Kirby built the network using an off-the-shelf social networking tool called NING. “It was easy to use and took around five minutes to create,” he says.
The vbma network has evolved organically because it meets a need of its members. This is crucial, whether you are building your own social network or creating one within an established network.
“People must be encouraged to self-select themselves around a common goal. There must be an igniting purpose that drives them to get involved, such as a quest or a challenge,” says Dr Brian Sutton, director of learning at Slough-based learning services firm QA-IQ.
“And they must have a mindset prone to co-operation. It would be no good expecting a competitive group, such as City traders, to network like this. People must be co-operative and be prepared to engage with each other.”
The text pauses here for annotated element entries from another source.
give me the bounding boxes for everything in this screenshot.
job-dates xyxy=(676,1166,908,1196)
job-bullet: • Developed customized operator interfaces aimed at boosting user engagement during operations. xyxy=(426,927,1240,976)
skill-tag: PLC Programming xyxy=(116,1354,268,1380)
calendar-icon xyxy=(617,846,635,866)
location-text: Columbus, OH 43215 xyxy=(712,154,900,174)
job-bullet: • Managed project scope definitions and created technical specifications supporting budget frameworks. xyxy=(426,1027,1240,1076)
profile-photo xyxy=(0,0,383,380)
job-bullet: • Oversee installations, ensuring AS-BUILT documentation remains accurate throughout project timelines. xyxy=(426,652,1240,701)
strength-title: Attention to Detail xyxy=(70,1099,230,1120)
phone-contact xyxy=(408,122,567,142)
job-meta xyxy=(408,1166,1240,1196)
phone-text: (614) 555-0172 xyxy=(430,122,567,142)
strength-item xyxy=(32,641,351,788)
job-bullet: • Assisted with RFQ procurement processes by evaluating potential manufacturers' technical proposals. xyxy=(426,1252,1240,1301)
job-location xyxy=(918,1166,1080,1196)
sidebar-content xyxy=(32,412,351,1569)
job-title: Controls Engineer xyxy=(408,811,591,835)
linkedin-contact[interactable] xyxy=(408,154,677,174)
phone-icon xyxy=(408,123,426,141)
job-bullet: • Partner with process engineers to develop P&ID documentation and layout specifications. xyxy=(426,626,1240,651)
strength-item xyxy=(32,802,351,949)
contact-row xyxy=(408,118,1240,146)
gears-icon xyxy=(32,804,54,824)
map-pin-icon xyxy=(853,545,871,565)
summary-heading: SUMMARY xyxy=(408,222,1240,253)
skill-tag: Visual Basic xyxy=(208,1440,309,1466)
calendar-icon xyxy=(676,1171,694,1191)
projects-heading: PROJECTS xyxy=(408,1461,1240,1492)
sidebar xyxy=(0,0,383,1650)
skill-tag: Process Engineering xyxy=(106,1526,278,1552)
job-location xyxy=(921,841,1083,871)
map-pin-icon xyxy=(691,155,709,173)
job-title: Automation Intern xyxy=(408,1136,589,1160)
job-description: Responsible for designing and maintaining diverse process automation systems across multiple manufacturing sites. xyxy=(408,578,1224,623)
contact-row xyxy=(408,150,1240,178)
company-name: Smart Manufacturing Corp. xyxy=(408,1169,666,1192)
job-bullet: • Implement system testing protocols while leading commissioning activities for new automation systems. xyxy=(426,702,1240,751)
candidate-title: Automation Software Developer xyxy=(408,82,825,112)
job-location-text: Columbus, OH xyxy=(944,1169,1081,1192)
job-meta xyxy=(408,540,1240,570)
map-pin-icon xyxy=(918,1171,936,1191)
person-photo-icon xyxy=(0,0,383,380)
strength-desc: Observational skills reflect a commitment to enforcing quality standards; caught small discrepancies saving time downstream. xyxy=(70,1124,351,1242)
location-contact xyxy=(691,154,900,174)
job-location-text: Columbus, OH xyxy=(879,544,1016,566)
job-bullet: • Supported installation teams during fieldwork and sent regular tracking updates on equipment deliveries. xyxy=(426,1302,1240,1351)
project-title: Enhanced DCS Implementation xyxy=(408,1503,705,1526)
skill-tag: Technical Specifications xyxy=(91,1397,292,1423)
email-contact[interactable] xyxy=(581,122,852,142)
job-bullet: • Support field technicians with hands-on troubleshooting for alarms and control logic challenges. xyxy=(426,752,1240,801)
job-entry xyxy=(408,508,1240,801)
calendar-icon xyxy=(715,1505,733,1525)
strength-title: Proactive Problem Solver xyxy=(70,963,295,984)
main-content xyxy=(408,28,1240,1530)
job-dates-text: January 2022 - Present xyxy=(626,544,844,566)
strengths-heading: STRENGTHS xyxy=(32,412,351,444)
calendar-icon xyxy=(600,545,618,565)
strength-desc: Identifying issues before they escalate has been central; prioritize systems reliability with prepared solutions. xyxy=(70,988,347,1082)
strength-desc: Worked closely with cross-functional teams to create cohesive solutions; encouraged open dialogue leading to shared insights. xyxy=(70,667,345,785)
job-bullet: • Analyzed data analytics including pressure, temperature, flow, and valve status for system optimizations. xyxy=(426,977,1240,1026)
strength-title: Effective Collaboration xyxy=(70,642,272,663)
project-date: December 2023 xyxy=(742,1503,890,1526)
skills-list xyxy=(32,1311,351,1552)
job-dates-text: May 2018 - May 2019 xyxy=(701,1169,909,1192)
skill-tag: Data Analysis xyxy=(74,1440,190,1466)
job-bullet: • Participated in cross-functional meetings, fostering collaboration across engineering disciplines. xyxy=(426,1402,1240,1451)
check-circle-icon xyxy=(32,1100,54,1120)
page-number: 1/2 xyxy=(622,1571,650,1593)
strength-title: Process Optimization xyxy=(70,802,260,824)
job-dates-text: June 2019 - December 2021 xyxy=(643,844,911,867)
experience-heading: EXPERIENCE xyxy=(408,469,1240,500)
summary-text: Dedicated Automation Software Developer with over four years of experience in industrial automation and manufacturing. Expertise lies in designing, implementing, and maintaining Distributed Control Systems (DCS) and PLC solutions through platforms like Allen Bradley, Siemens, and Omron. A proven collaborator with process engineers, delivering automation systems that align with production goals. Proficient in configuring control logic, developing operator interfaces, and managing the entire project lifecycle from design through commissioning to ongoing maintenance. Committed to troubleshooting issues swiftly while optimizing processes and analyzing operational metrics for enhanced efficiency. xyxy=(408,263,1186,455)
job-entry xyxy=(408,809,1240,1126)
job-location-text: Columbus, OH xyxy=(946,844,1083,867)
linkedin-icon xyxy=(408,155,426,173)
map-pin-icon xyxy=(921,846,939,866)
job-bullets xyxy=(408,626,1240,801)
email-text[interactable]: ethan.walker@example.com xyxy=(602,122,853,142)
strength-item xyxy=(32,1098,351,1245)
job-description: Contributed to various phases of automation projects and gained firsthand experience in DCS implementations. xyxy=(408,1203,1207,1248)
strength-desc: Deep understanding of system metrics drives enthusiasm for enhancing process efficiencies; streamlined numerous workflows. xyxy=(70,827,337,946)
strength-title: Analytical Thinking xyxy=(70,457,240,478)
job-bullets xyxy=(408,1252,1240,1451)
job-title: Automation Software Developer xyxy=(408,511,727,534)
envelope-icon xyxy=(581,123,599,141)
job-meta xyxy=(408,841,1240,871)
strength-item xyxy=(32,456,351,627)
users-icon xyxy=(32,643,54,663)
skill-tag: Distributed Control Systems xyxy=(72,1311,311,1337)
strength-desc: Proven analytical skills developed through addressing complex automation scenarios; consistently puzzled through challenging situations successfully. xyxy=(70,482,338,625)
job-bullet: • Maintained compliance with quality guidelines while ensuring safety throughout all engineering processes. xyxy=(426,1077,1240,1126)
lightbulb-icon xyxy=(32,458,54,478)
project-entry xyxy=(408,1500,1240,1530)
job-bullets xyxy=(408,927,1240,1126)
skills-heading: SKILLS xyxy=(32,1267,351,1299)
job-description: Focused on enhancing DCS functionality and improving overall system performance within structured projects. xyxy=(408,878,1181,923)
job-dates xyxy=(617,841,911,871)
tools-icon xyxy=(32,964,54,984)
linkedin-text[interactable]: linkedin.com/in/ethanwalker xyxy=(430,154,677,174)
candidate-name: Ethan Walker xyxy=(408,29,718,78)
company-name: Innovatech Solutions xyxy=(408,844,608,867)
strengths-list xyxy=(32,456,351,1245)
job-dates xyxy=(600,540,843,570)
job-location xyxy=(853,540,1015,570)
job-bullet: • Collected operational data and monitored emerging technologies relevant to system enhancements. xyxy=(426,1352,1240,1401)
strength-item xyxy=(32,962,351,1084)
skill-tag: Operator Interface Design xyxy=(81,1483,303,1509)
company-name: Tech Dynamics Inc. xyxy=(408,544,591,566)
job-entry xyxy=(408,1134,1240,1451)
Sutton says that for this kind of network learning to really work, you need a third condition in place, which is to bring in people from across different boundaries. “Without doubt this gives you better innovation”, he says.
Once you have established a place for the group to meet online, and have ensured staff have a reason to go there, content is likely to grow organically.
The use of blogs, wikis and podcasts can be encouraged, while Clark suggests encouraging an expert and senior manager to get a “voice on the web”. But while the content is growing, avoid imposing too much structure on the community.
Sutton says learning professionals must change from a mindset that thinks learning is something designed “and inflicted” on people: it can be informal and created by another employee.
Too much control will kill the network, says Paine. “Once it is up and running, someone has to help shape and provide the maximum access to the knowledge generated. This is a key role for the learning professional.”
He adds: “In some ways, the effectiveness of the learning function will be predicated on how well it tackles the social networking issue and creates an environment where ideas are generated and knowledge shared.”